Enhancement: Improve performance with Hashcat slow-candidates (-S) option

[EnderEyeGames]

In order to access the full speed of a dedicated GPU when cracking WPA2 hashes using Hashcat, it is necessary to activate the "slow candidates" option with -S. "Slow candidates" generates password candidates on the host CPU instead of the GPU, which massively improves performance in scenarios such as:

• Slow hash algorithms (bcrypt, WPA2)
• Small dictionaries with large rulesets (e.g. applying "dive" to an ESSID)

On my main machine (Arch Linux, hashcat 6.2.5, Ryzen 5 5600X, NVIDIA GTX 970), using the slow-candidates option boosts performance from 10-20 kH/s to its benchmark score of 160 kH/s on a simple dictionary attack. This option should be enabled by default in help_crack.py, but it is currently not.

Workaround: Use the -co option in help_crack.py to activate the -S option in Hashcat.

[RealEnder]

It's strange you're seeing difference for straight dictionary attack with -S. wpa-sec returns always same ESSID "hashes", so we can do PBKDF2-SHA1 just once. Can you share hashcat status output with and without -S for sessions running at least 5 min? It's interesting to see Acceleration/Loops/Threads values from autotune.

[EnderEyeGames]

It appears that the performance problems with GPU candidate generation mostly manifest in the -w 1 and -w 2 (default) modes, with autotune being given wider latitude at -w 3 to (mostly) solve the issue. Performance with -S is still slightly better than without it when using -w 3. This small benchmark was done using a straight dictionary of 9,541,899 candidates. -w 2, no -S: 35792 H/s -w 2, w/ -S: 133.2 kH/s -w 3, no -S: 133.3 kH/s -w 3, w/ -S: 140.4 kH/s Inspection of the full output seems to show that using -S allows the autotune mechanism to choose a larger number of "Loops" without causing bottlenecks. The tuning parameters chosen by -w 3 with and without -S vastly differ, even though the performance is similar. hashcat-output-benchmarking.txt

[ZerBea]

I don't trust in hashcat's own SPEED measurement.
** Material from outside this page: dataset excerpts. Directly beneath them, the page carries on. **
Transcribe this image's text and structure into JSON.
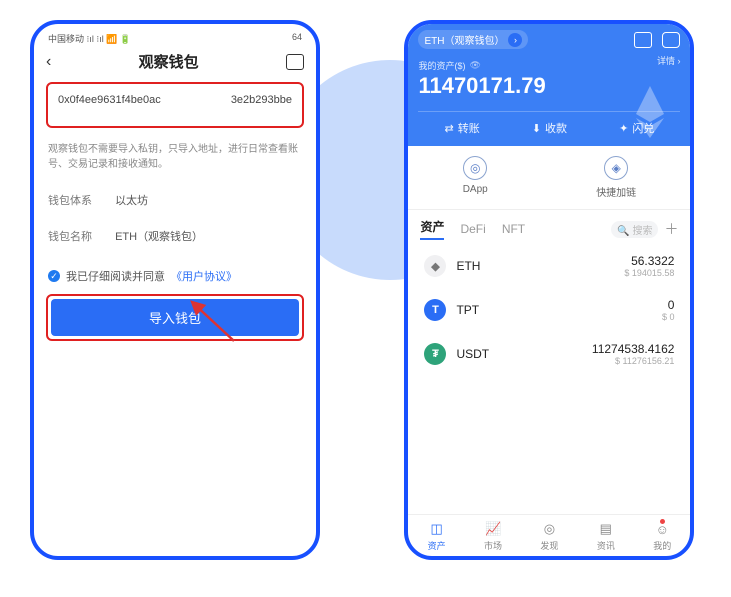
{
  "left": {
    "status": {
      "left": "中国移动 ⁝ıl ⁝ıl 📶 🔋",
      "right": "64"
    },
    "title": "观察钱包",
    "address": {
      "part1": "0x0f4ee9631f4be0ac",
      "part2": "3e2b293bbe"
    },
    "description": "观察钱包不需要导入私钥，只导入地址，进行日常查看账号、交易记录和接收通知。",
    "system_label": "钱包体系",
    "system_value": "以太坊",
    "name_label": "钱包名称",
    "name_value": "ETH（观察钱包）",
    "agree_text": "我已仔细阅读并同意",
    "agreement_link": "《用户协议》",
    "import_btn": "导入钱包"
  },
  "right": {
    "pill_chain": "ETH（观察钱包）",
    "assets_label": "我的资产($)",
    "assets_value": "11470171.79",
    "details": "详情 ›",
    "actions": {
      "transfer": "转账",
      "receive": "收款",
      "swap": "闪兑"
    },
    "quick": {
      "dapp": "DApp",
      "link": "快捷加链"
    },
    "tabs": {
      "assets": "资产",
      "defi": "DeFi",
      "nft": "NFT",
      "search": "搜索"
    },
    "assets": [
      {
        "symbol": "ETH",
        "amount": "56.3322",
        "fiat": "$ 194015.58"
      },
      {
        "symbol": "TPT",
        "amount": "0",
        "fiat": "$ 0"
      },
      {
        "symbol": "USDT",
        "amount": "11274538.4162",
        "fiat": "$ 11276156.21"
      }
    ],
    "nav": {
      "assets": "资产",
      "market": "市场",
      "discover": "发现",
      "news": "资讯",
      "me": "我的"
    }
  }
}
Environment: Live measurement using time on a hash file that allow hashcat reuse of PBKDF2 on a common used salt (ESSID): Recovered.Total..: 1/32799 (0.00%) Digests

w3 only:

real    1m1,107s
user    0m11,609s
sys 0m8,354s

w3 + S:

real    1m0,275s
user    0m11,433s
sys 0m8,699s

[RealEnder]

So it looks like adding -S in our case makes things a bit slower for our workload. Will leave this open and will get back to it after core rewrite and rebase to m22000.

[EnderEyeGames]

So it looks like adding -S in our case makes things a bit slower for our workload. Will leave this open and will get back to it after core rewrite and rebase to m22000.
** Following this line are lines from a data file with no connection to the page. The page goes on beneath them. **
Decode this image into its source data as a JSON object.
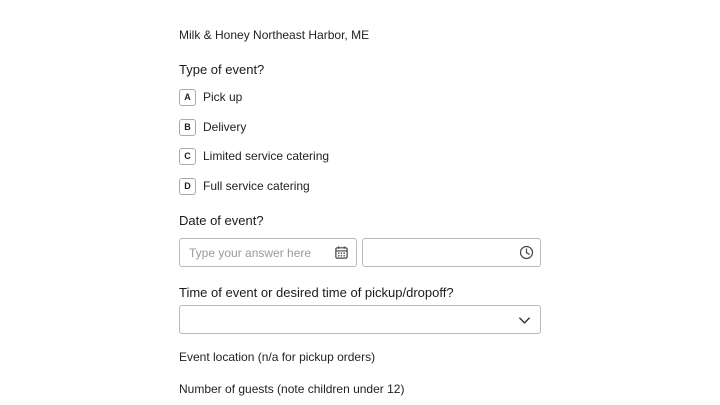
{
  "header": {
    "business": "Milk & Honey Northeast Harbor, ME"
  },
  "event_type": {
    "question": "Type of event?",
    "options": [
      {
        "key": "A",
        "label": "Pick up"
      },
      {
        "key": "B",
        "label": "Delivery"
      },
      {
        "key": "C",
        "label": "Limited service catering"
      },
      {
        "key": "D",
        "label": "Full service catering"
      }
    ]
  },
  "event_date": {
    "question": "Date of event?",
    "date_placeholder": "Type your answer here",
    "date_value": "",
    "time_value": "",
    "date_icon": "calendar-icon",
    "time_icon": "clock-icon"
  },
  "event_time": {
    "question": "Time of event or desired time of pickup/dropoff?",
    "selected_value": "",
    "dropdown_icon": "chevron-down-icon"
  },
  "location": {
    "label": "Event location (n/a for pickup orders)"
  },
  "guests": {
    "label": "Number of guests (note children under 12)"
  }
}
I'm curious as to how you arrived at the conclusion that it makes it slower when it took less "real time" to execute (01:00.275 vs 01:01.107) as well as less "user time" (although it's very odd that so much "user" and "kernel" time was taken if it's running on a GPU).

[ZerBea]

I'm sure it was a read error. At first glance ,275s looks more than ,107.
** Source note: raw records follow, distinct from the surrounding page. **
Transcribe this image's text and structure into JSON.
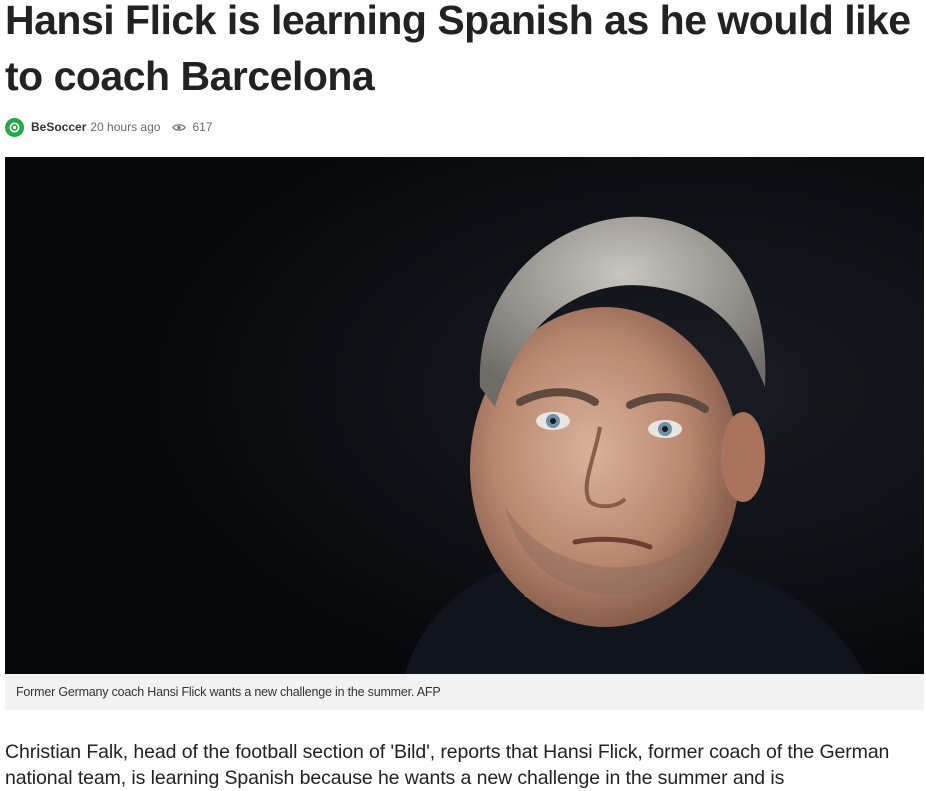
{
  "article": {
    "title": "Hansi Flick is learning Spanish as he would like to coach Barcelona",
    "source": "BeSoccer",
    "time_ago": "20 hours ago",
    "views": "617",
    "caption": "Former Germany coach Hansi Flick wants a new challenge in the summer. AFP",
    "body": "Christian Falk, head of the football section of 'Bild', reports that Hansi Flick, former coach of the German national team, is learning Spanish because he wants a new challenge in the summer and is"
  },
  "icons": {
    "source_logo": "besoccer-logo-icon",
    "views": "eye-icon"
  },
  "colors": {
    "brand_green": "#27a745",
    "photo_background": "#0b0c10",
    "caption_background": "#f2f2f2"
  }
}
BTW: I use time, because, if running hashcat within help_crack.py, we have to take care about the entire process (loading hashcat, init hashcat, loading hash list and word list, terminating hashcat). Regarding hashcat's internal measurement only is a little bit out of scope.

[EnderEyeGames]

Indeed, I have noticed that when using help_crack.py, the small provided wordlists cause the initialization and autotune to take up a significant amount of time, which is why I usually use -w 2 -S rather than -w 3 for DWPA, since -w 3 takes much longer to auto-tune per dictionary. Importantly, -w 3 is not enabled by default in help_crack.py, so it would be using -w 2 without -S unless the user overrides it, which clearly results in huge bottlenecks for dGPUs. Using -S doesn't help nearly as much for CPUs or iGPUs according to small tests I've done on my laptop.

[ZerBea]

Good investigation. I did the tests on GPU and hash mode 22000 only.

[IntentionalQuintessence]

Has this been resolved?

[RealEnder]

Current help_crack.py version adds dynamic rules and sets -S option to hashcat. Thanks for the idea!